Селиванов наконец бросил топор и подошёл ко мне.
— Хоть бы поскорее полог поставили! — проворчал он недовольно, стряхивая с камлейки несколько приставших стружек дерева.
— А что? — спросил я невнимательно.
— Да чего! — проворчал он ещё с большим неудовольствием. — Исти страсть охота. С утра ведь нееденые ходим? У, клятые! как только живые ходят? Жисть ихняя лебяжья! [7] [Лебяжья жизнь почему-то считается на Колыме синонимом самой бедственной жизни. (Прим. Тана).]
- не утерпел он, чтобы не выругаться.
Действительно, по исконному обычаю скупой тундры, утром мы покидали полог после самого ничтожного завтрака, состоявшего из вчерашних объедков и полуобглоданных костей. Днём не полагалось никакой еды, даже во время празднеств и общественных увеселений. Единственной трапезой в течение суток являлся ужин, за которым каждый старался наесться так, чтобы хватило на следующие сутки до нового ужина.

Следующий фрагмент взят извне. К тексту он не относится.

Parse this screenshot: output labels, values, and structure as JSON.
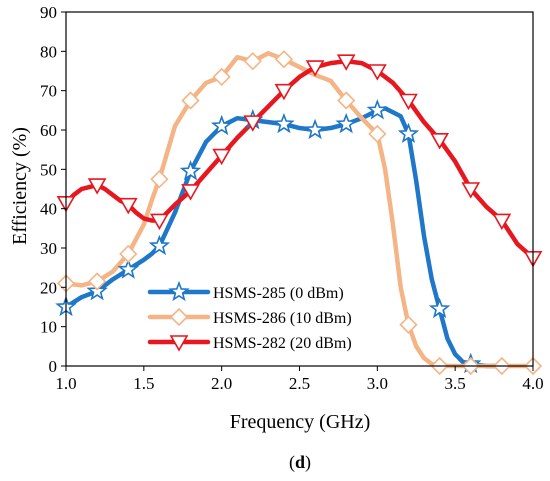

Так живут чукчи изо дня в день, и так должны были жить и мы. Я, впрочем, относился довольно равнодушно к этим спартанским порядкам. Чукотское корыто для еды было покрыто слишком толстым слоем грязи и прогорклого жира, чтобы желать его появления чаще, чем раз в сутки. Я почти не участвовал даже в вечерней трапезе и предпочитал питаться просто сырою печенью, почками и т. п., нарезывая их тонкими ломтями и замораживая до твёрдости камня.